Born in Huesca, Aragón, Spain in 1932, Saura’s childhood in the shadows of the Spanish Civil War played a key role in shaping his creative worldview. When he began making films in the late 1950s, he rose to prominence for his willingness to criticize Francisco Franco for the effects his regime had on Spanish life.

His important early works included the 1966 drama “The Hunt,” which won Saura the Silver Bear at the Berlin Film Festival for his portrait of Spanish Civil War veterans dealing with life after the conflict. He won another Silver bear in 1968 for “Peppermint Frappé,” a movie that was immortalized in film history when Jean-Luc Godard and Francois Truffaut interrupted its Cannes screening out of solidarity with protesting students and workers. His films “La Prima Angélica” and “Cría Cuervos” later won special jury prizes at Cannes in the 1970s.

When Franco died in 1975, and Spain began to restore democracy, Saura stopped making political films and began a second act that focused on dance films. In the 1980s, he directed a trilogy of films about Flamenco dancing that consisted of “Blood Wedding,” “Carmen,” and “Love the Magician.” Flamenco was a theme that he would return to throughout his career.

In a 1999 interview with IndieWire, Saura was asked about the differences between his dance films and his more traditional narratives.
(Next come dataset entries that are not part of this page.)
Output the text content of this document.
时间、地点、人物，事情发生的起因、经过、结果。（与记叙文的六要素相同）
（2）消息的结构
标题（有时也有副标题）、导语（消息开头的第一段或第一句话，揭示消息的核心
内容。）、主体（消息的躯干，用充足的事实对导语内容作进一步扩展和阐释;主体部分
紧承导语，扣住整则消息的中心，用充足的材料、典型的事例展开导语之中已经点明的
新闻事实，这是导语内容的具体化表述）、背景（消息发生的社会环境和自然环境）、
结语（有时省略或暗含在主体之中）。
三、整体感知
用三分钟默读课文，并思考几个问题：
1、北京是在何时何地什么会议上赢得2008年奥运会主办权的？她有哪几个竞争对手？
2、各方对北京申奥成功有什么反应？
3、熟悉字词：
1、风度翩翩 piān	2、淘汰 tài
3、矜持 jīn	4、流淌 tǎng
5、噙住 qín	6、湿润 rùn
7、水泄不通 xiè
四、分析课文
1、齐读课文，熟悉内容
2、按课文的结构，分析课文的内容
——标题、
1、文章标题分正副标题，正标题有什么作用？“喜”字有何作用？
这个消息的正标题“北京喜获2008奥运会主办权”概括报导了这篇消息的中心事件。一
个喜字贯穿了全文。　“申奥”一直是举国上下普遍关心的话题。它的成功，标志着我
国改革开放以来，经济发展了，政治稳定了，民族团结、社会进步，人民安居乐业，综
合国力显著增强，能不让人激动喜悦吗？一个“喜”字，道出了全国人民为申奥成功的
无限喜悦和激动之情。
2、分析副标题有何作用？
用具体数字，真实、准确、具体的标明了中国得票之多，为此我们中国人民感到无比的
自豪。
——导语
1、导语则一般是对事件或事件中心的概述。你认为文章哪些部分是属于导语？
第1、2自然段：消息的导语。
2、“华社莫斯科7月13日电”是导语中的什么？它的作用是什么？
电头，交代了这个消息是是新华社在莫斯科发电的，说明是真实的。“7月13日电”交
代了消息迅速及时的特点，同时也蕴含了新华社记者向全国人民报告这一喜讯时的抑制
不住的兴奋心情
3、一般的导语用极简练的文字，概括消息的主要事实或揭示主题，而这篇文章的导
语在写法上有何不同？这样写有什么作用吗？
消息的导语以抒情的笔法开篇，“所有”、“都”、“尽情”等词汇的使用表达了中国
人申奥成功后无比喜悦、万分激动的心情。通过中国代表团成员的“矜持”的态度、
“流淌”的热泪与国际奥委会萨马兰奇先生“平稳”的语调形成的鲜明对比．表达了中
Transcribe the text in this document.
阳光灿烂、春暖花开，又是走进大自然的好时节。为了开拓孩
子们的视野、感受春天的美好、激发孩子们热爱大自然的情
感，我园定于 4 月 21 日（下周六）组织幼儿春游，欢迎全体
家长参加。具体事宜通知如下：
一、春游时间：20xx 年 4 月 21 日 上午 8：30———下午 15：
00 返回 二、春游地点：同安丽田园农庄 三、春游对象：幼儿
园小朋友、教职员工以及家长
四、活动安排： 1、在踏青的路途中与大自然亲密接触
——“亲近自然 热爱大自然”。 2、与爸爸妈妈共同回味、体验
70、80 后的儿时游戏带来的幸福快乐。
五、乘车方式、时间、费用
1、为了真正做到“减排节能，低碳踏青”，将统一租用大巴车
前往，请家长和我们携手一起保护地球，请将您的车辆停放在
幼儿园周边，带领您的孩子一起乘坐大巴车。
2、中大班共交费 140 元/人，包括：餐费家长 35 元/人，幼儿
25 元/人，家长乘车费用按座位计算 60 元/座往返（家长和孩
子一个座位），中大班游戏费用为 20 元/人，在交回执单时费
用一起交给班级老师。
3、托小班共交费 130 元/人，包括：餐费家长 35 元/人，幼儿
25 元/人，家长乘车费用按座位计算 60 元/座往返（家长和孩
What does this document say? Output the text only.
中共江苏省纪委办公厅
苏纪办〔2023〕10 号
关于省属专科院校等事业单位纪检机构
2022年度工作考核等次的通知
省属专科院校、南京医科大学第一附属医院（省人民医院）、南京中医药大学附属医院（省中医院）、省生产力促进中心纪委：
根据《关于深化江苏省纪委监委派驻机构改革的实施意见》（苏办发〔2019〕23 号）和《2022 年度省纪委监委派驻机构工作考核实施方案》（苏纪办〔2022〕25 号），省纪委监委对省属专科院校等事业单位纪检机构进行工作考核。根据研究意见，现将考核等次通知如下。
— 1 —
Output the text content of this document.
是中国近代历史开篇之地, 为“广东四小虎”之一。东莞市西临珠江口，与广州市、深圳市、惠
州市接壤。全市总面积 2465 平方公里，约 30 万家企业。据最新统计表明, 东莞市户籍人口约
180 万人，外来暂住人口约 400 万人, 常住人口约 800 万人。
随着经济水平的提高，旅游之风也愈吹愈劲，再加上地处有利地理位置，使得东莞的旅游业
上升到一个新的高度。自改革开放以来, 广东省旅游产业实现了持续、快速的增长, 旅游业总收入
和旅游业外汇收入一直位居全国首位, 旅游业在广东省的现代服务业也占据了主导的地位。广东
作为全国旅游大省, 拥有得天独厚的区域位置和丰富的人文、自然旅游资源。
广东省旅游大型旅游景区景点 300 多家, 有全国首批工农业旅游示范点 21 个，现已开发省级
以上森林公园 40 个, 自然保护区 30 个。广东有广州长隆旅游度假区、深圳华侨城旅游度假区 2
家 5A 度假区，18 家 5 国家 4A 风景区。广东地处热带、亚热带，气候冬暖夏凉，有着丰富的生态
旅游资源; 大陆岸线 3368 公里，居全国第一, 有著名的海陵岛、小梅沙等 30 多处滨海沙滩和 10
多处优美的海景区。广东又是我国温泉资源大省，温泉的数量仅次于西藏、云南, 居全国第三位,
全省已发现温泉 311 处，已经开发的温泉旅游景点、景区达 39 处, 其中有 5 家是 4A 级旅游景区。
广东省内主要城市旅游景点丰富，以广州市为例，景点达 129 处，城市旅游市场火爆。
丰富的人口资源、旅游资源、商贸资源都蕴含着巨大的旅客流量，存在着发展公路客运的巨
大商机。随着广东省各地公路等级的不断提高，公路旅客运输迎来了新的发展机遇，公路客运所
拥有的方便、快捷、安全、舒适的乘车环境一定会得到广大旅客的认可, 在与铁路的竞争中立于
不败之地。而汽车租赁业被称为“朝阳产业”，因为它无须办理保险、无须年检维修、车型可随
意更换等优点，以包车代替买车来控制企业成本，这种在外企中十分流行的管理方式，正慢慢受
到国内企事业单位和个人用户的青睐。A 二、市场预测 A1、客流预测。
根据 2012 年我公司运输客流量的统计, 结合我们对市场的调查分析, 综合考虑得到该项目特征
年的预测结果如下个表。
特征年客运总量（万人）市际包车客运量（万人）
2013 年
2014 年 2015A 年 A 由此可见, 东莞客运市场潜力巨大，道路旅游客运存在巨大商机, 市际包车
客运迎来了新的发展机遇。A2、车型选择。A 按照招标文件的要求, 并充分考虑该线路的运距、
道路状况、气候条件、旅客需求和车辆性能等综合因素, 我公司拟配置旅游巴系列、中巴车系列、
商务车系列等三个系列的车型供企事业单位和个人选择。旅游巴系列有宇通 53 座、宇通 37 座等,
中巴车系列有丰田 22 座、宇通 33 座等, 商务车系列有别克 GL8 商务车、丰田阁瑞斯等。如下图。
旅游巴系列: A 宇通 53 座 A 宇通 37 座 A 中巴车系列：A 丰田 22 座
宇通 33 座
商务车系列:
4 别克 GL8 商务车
The director explained that he didn’t like to divide his work into binary categories, and saw all of his films as memories of various chapters of his life.

“It’s hard to say. I don’t have a preference as such. I remember all my films with a certain sentiment, because I like all of my films very much,” Saura said. “But not necessarily for the films themselves — it’s because I have a memory [of the filmmaking], or I met somebody there, or one of my wives worked with me. It’s hard to say. For me, cinema is part of my life, and there it is. And then you forget about it.”

Saura remained an active filmmaker until his death. His final project, the documentary “Las Paredes Hablan,” premiered in 2022 when the director was 90 years old.